WASHINGTON, 19 de enero
(PL).— En lo que puede calificarse del
"primer bombazo electoral" del año, Paul O'Neill, ex
secretario del Tesoro del gobierno de George W. Bush, lanzó un
libro contra su antiguo jefe.
A escasos 10 meses de los comicios
presidenciales, O'Neill se permite calificar al controvertido
mandatario estadounidense como "un ciego en un cuarto lleno de
sordos. No hay un diálogo visible en el seno del equipo de
gobierno", consideró.
La obra, que se titula The Price of
Loyalty (El precio de la lealtad), escrita por el ex periodista de
The Wall Street Journal, Ron Suskind, se basa en más de 10 mil
documentos entregados por O'Neill al autor y promete ser un best
seller como el conocido Stupid White Man, del ganador del Oscar
Michael Moore.
O'Neill, sustituido de la secretaría
del Tesoro en diciembre de 2002, sugiere en su libro-alianza con
Suskind que la administración Bush está controlada tras bambalinas
por el vicepresidente Dick Cheney.
"El presidente —acota en una
de sus partes— luce como un peso pluma ignorante de los
asuntos".
Aunque la tesis de que Cheney siempre
ha sido el verdadero presidente no es nueva, esta es la primera vez
que es esgrimida por alguien que viene del seno del gobierno.

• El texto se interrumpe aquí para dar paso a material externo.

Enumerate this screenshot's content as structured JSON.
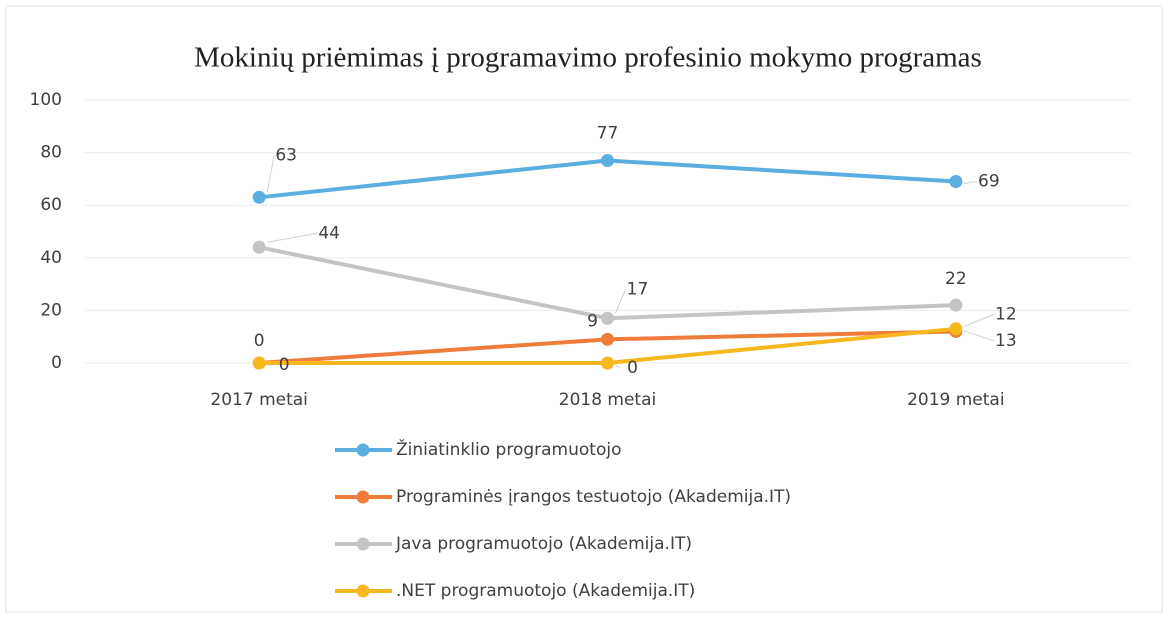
{
  "chart_data": {
    "type": "line",
    "title": "Mokinių priėmimas į programavimo profesinio mokymo programas",
    "categories": [
      "2017 metai",
      "2018 metai",
      "2019 metai"
    ],
    "series": [
      {
        "name": "Žiniatinklio programuotojo",
        "color": "#5aaee0",
        "values": [
          63,
          77,
          69
        ]
      },
      {
        "name": "Programinės įrangos testuotojo (Akademija.IT)",
        "color": "#ee7d3b",
        "values": [
          0,
          9,
          12
        ]
      },
      {
        "name": "Java programuotojo (Akademija.IT)",
        "color": "#c4c4c4",
        "values": [
          44,
          17,
          22
        ]
      },
      {
        "name": ".NET programuotojo (Akademija.IT)",
        "color": "#f7b81f",
        "values": [
          0,
          0,
          13
        ]
      }
    ],
    "ylim": [
      0,
      100
    ],
    "yticks": [
      0,
      20,
      40,
      60,
      80,
      100
    ],
    "grid": true,
    "legend": "bottom"
  }
}
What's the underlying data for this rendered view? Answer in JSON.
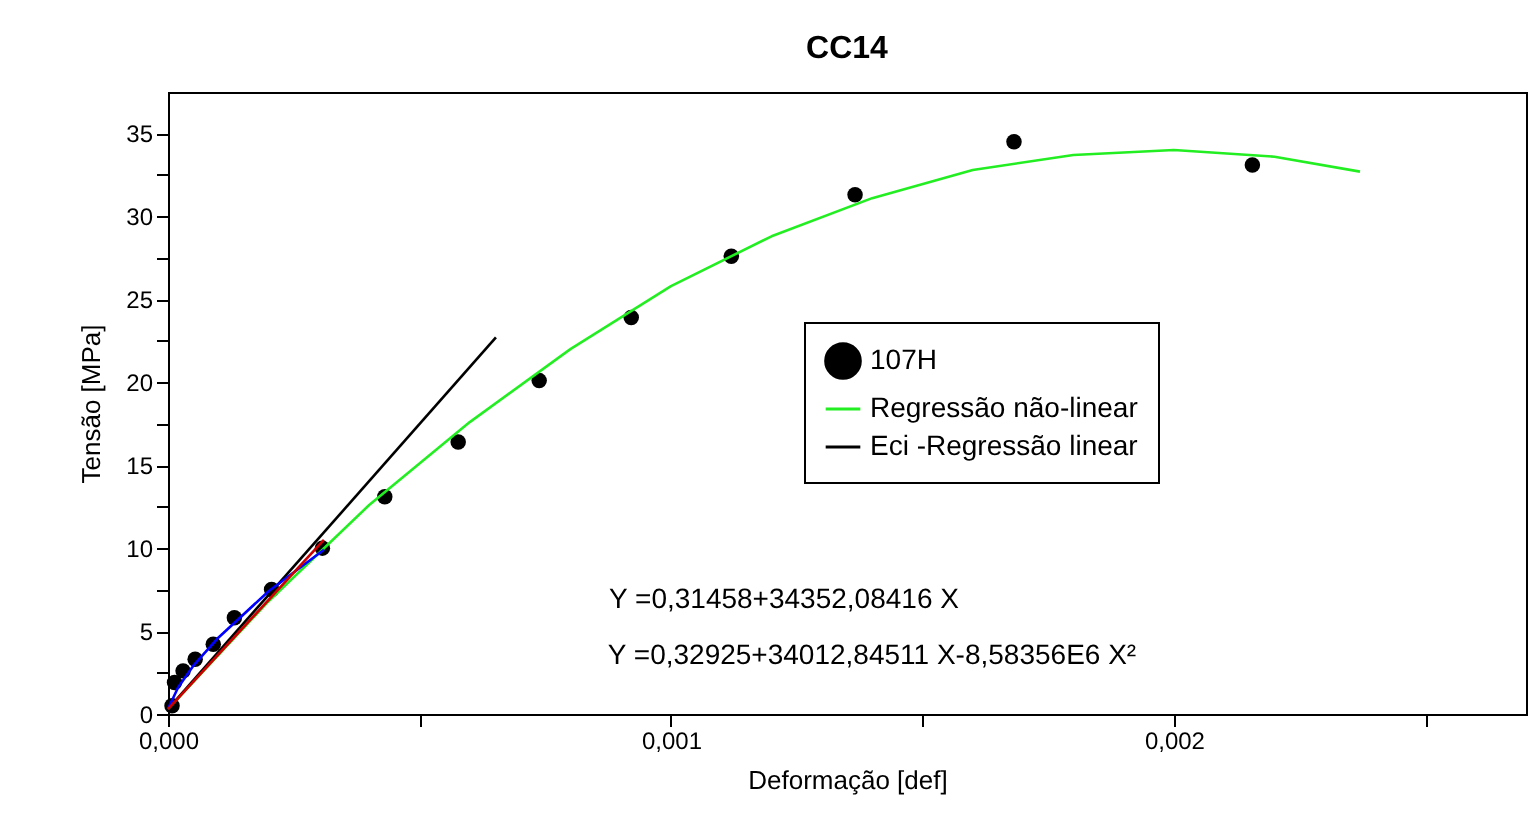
{
  "chart_data": {
    "type": "scatter",
    "title": "CC14",
    "xlabel": "Deformação [def]",
    "ylabel": "Tensão [MPa]",
    "xlim": [
      0,
      0.0027
    ],
    "ylim": [
      0,
      37.5
    ],
    "xticks": [
      {
        "value": 0,
        "label": "0,000"
      },
      {
        "value": 0.0005,
        "label": null
      },
      {
        "value": 0.001,
        "label": "0,001"
      },
      {
        "value": 0.0015,
        "label": null
      },
      {
        "value": 0.002,
        "label": "0,002"
      },
      {
        "value": 0.0025,
        "label": null
      }
    ],
    "yticks": [
      0,
      {
        "value": 2.5,
        "label": null
      },
      5,
      {
        "value": 7.5,
        "label": null
      },
      10,
      {
        "value": 12.5,
        "label": null
      },
      15,
      {
        "value": 17.5,
        "label": null
      },
      20,
      {
        "value": 22.5,
        "label": null
      },
      25,
      {
        "value": 27.5,
        "label": null
      },
      30,
      {
        "value": 32.5,
        "label": null
      },
      35
    ],
    "grid": false,
    "legend": "right",
    "series": [
      {
        "name": "107H",
        "marker": "circle",
        "color": "#000000",
        "x": [
          8e-06,
          1.3e-05,
          3e-05,
          5.4e-05,
          9e-05,
          0.000132,
          0.000206,
          0.000307,
          0.000431,
          0.000577,
          0.000738,
          0.000921,
          0.00112,
          0.001366,
          0.001682,
          0.002156
        ],
        "values": [
          0.5,
          1.9,
          2.6,
          3.3,
          4.2,
          5.8,
          7.5,
          10.0,
          13.1,
          16.4,
          20.1,
          23.9,
          27.6,
          31.3,
          34.5,
          33.1
        ]
      },
      {
        "name": "Regressão não-linear",
        "type": "line",
        "color": "#22ee22",
        "x": [
          0,
          0.0002,
          0.0004,
          0.0006,
          0.0008,
          0.001,
          0.0012,
          0.0014,
          0.0016,
          0.0018,
          0.002,
          0.0022,
          0.00237
        ],
        "values": [
          0.3,
          6.8,
          12.6,
          17.6,
          22.0,
          25.8,
          28.8,
          31.1,
          32.8,
          33.7,
          34.0,
          33.6,
          32.7
        ]
      },
      {
        "name": "Eci -Regressão linear",
        "type": "line",
        "color": "#000000",
        "x": [
          0,
          0.000652
        ],
        "values": [
          0.3,
          22.7
        ]
      },
      {
        "type": "line",
        "color": "#0000ff",
        "x": [
          0,
          2e-05,
          5e-05,
          0.0001,
          0.0002,
          0.00031
        ],
        "values": [
          0.3,
          1.6,
          2.9,
          4.6,
          7.4,
          9.9
        ]
      },
      {
        "type": "line",
        "color": "#cc0000",
        "x": [
          0,
          0.00031
        ],
        "values": [
          0.3,
          10.5
        ]
      }
    ],
    "annotations": [
      "Y =0,31458+34352,08416 X",
      "Y =0,32925+34012,84511 X-8,58356E6 X²"
    ]
  }
}
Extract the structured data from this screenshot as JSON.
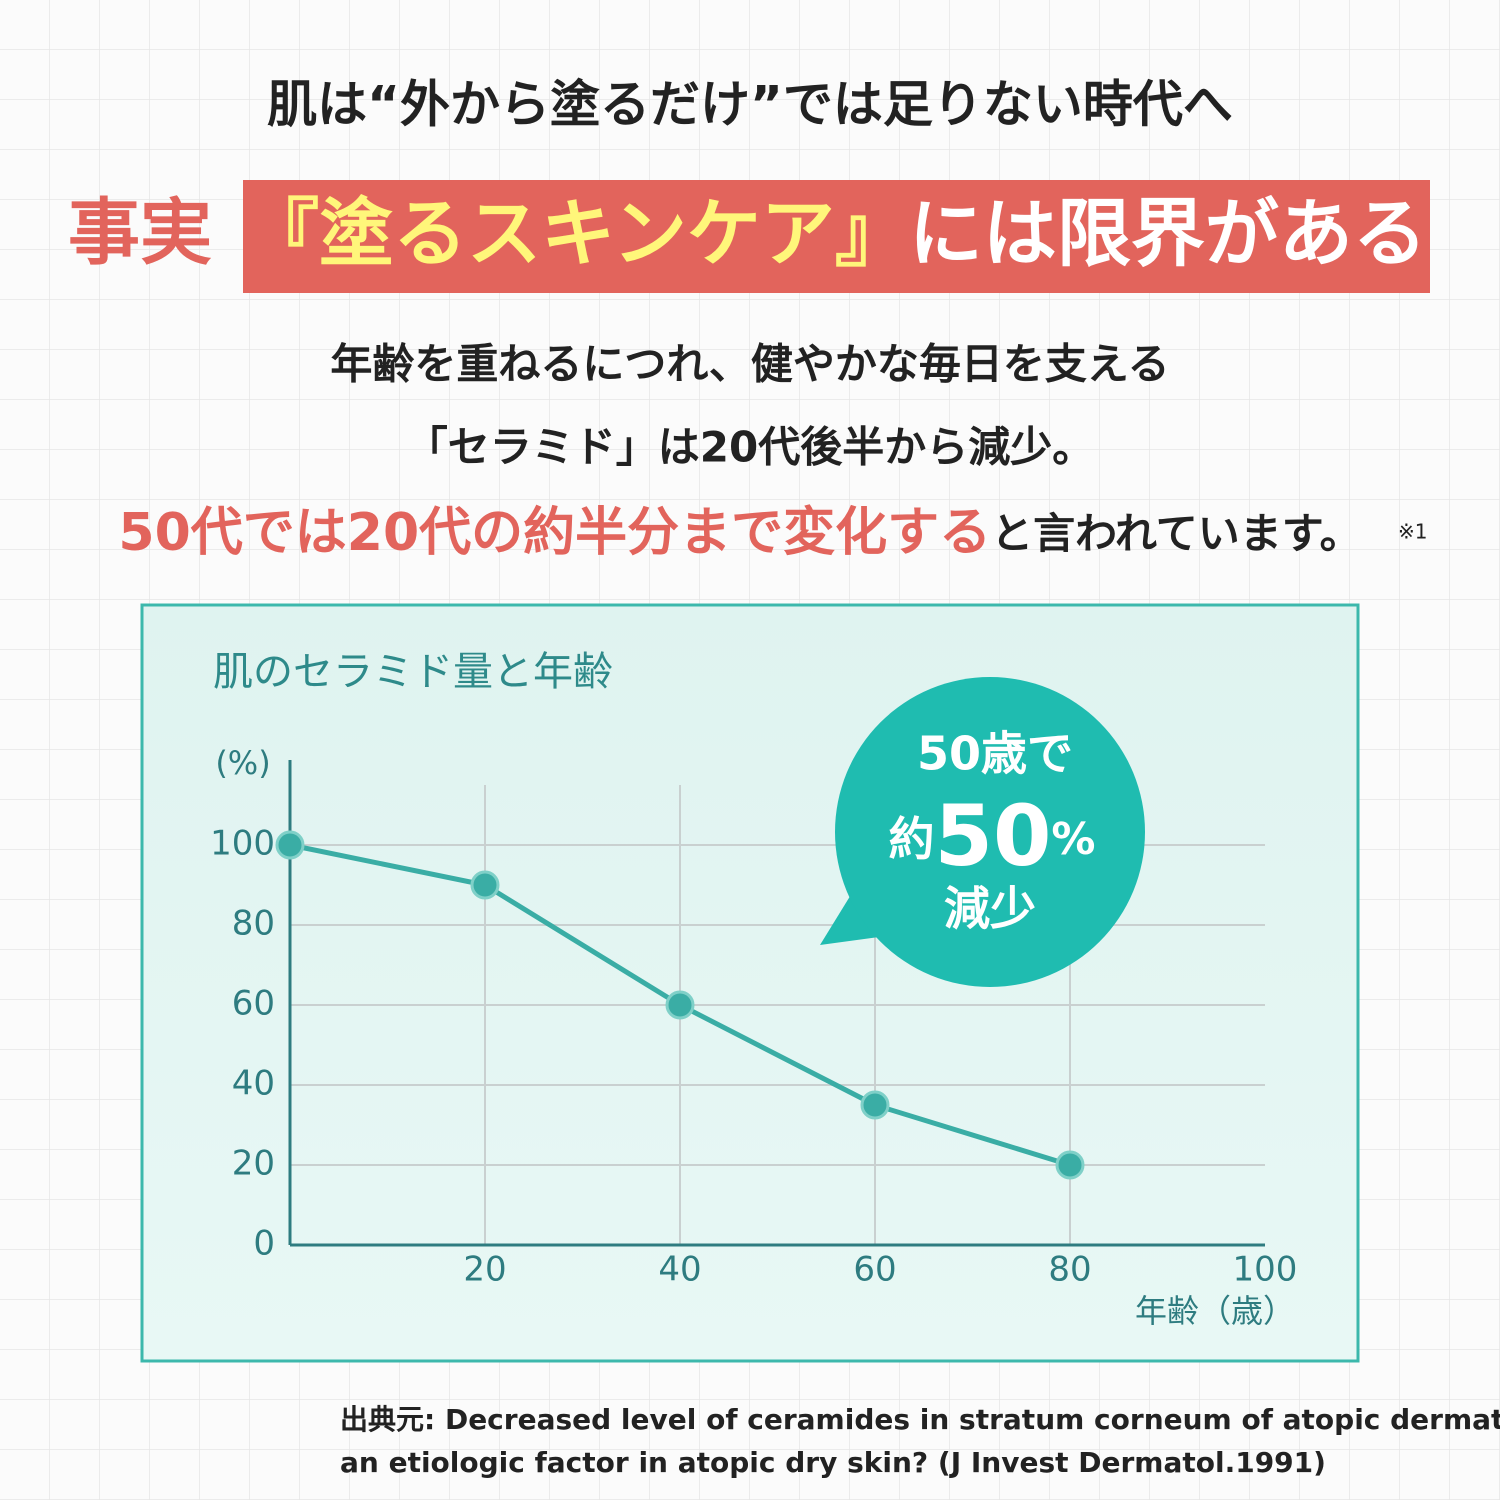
{
  "header": {
    "lead": "肌は“外から塗るだけ”では足りない時代へ",
    "fact": "事実",
    "banner_highlight": "『塗るスキンケア』",
    "banner_rest": "には限界がある",
    "body_line1": "年齢を重ねるにつれ、健やかな毎日を支える",
    "body_line2": "「セラミド」は20代後半から減少。",
    "emphasis": "50代では20代の約半分まで変化する",
    "emphasis_rest": "と言われています。",
    "footnote_mark": "※1"
  },
  "chart_data": {
    "type": "line",
    "title": "肌のセラミド量と年齢",
    "y_label": "(%)",
    "x_label": "年齢（歳）",
    "x": [
      0,
      20,
      40,
      60,
      80
    ],
    "values": [
      100,
      90,
      60,
      35,
      20
    ],
    "color": "#3aada5",
    "xlim": [
      0,
      100
    ],
    "xticks": [
      20,
      40,
      60,
      80,
      100
    ],
    "ylim": [
      0,
      120
    ],
    "yticks": [
      0,
      20,
      40,
      60,
      80,
      100
    ],
    "grid": true,
    "callout": {
      "line1": "50歳で",
      "prefix": "約",
      "number": 50,
      "unit": "%",
      "line3": "減少"
    }
  },
  "source": {
    "line1": "出典元: Decreased level of ceramides in stratum corneum of atopic dermatitis:",
    "line2": "an etiologic factor in atopic dry skin? (J Invest Dermatol.1991)"
  }
}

Los dos polos centrales del ataque
del ex secretario del Tesoro contra Bush son: la guerra contra Iraq
y la reducción de impuestos, que él califica de pilares de la
política del ex gobernador llegado a mandatario tras
"polémicas elecciones" ganadas en el estado de La
Florida.
El ex secretario del Tesoro afirma
que la decisión de derrocar a Saddam Hussein ya estaba tomada
incluso antes de los atentados del 11 de septiembre de 2001.
"A ver, Condi, de qué vamos a
hablar hoy, qué tenemos en la agenda?", preguntó Bush a
Condoleezza Rice, su consejera de Seguridad Nacional, durante una
reunión del Consejo Nacional de Seguridad en enero de 2001, 10
días después de asumir funciones.
"De cómo Iraq desestabiliza a
toda la región, señor presidente", respondió la asesora.
Tal afirmación pone en tela de
juicio las aseveraciones del gobierno estadounidense de que la
guerra contra Iraq estaba justificada por la alianza de Saddam
Hussein con los terroristas del 11 de septiembre de 2001, y las
nunca encontradas armas de exterminio en masa del derrocado gobierno
iraquí.
O'Neill afirma que durante los dos
años que pasó al frente del departamento del Tesoro, nunca vio
pruebas concluyentes de la presencia de armas de destrucción en
Iraq, y que la Agencia Central de Inteligencia (CIA) no sabía
demasiado sobre el asunto.
Consultado acerca de las eventuales
consecuencias de sus revelaciones para su futuro, el ex secretario
del Tesoro respondió firme: "Ya soy viejo, y soy rico. Y no
hay nada que puedan hacer para lastimarme".